Gümüş kazanmaktansa onu kazanmak daha iyidir. Onun yararı altından daha çoktur.
15 Mais preciosa é do que os rubins, e tudo o que mais podes desejar não se póde comparar a ella.
Daha değerlidir mücevherden, Dileyeceğin hiçbir şey onunla kıyaslanamaz.
16 Longura de dias ha na sua mão direita: na sua esquerda riquezas e honra.
Sağ elinde uzun ömür, Sol elinde zenginlik ve onur vardır.
17 Os caminhos d'ella são caminhos de delicias, e todas as suas veredas paz.
Yolları sevinç yollarıdır, Evet, bütün yolları esenliğe çıkarır.
18 É arvore da vida para os que d'ella pegam, e bemaventurados são todos os que a reteem.
Bilgelik yaşam ağacıdır ona sarılanlara, Ne mutlu ona sımsıkı tutunanlara!
19 O Senhor com sabedoria fundou a terra: preparou os céus com entendimento.
RAB dünyanın temelini bilgelikle attı, Gökleri akıllıca yerleştirdi.
20 Pelo seu conhecimento se fenderam os abysmos, e as nuvens distillam o orvalho.
Bilgisiyle enginler yarıldı, Bulutlar suyunu verdi.
21 Filho meu, não se apartem estes dos teus olhos: guarda a verdadeira sabedoria e o bom siso;
Oğlum, sağlam öğüde, sağgörüye tutun. Sakın gözünü ayırma onlardan.

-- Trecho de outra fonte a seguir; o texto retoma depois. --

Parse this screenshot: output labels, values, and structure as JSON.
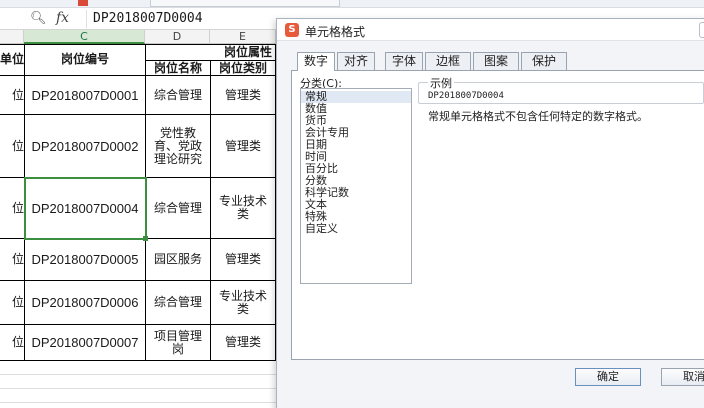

22 Porque serão vida para a tua alma, e graça para o teu pescoço.
Onlar sana yaşam verecek Ve boynuna güzel bir süs olacak.
23 Então andarás com confiança pelo teu caminho, e não tropeçará o teu pé.
O zaman güvenlik içinde yol alırsın, Sendelemeden.
24 Quando te deitares, não temerás: mas te deitarás e o teu somno será suave.
Korkusuzca yatar, Tatlı tatlı uyursun.
25 Não temas o pavor repentino, nem a assolação dos impios quando vier.
Beklenmedik felaketten, Ya da kötülerin uğradığı yıkımdan korkma.
26 Porque o Senhor será a tua esperança, e guardará os teus pés de os prenderem.
Çünkü senin güvencen RAB'dir, Tuzağa düşmekten seni O koruyacaktır.
27 Não detenhas dos seus donos o bem, tendo na tua mão poder fazel-o.
Elinden geldikçe, İyiliğe hakkı olanlardan iyiliği esirgeme.
28 Não digas ao teu proximo: Vae, e torna, e ámanhã t'o darei: tendo-o tu comtigo.
Elinde varken komşuna, “Bugün git, yarın gel, o zaman veririm” deme.
29 Não maquines mal contra o teu proximo, pois habita comtigo confiadamente.
Sana güvenerek yanında yaşayan komşuna Kötülük tasarlama.
30 Não contendas contra alguem sem razão, se te não tem feito mal.
Sana kötülük etmemiş biriyle Yok yere çekişme.
31 Não tenhas inveja do homem violento, nem elejas algum de seus caminhos.
Zorba kişiye imrenme, Onun yollarından hiçbirini seçme.
32 Porque o perverso é abominação ao Senhor, mas com os sinceros está o seu segredo.
Çünkü RAB sapkınlardan tiksinir, Ama doğruların candan dostudur.
33 A maldição do Senhor habita na casa do impio, mas á habitação dos justos abençoará.
RAB kötülerin evini lanetler, Doğruların oturduğu yeriyse kutsar.
34 Certamente elle escarnecerá dos escarnecedores, mas dará graça aos mansos.
RAB alaycılarla alay eder, Ama alçakgönüllülere lütfeder.
35 Os sabios herdarão honra, porém os loucos tomam sobre si confusão.
Bilge kişiler onuru miras alacak, Akılsızlara yalnız utanç kalacak.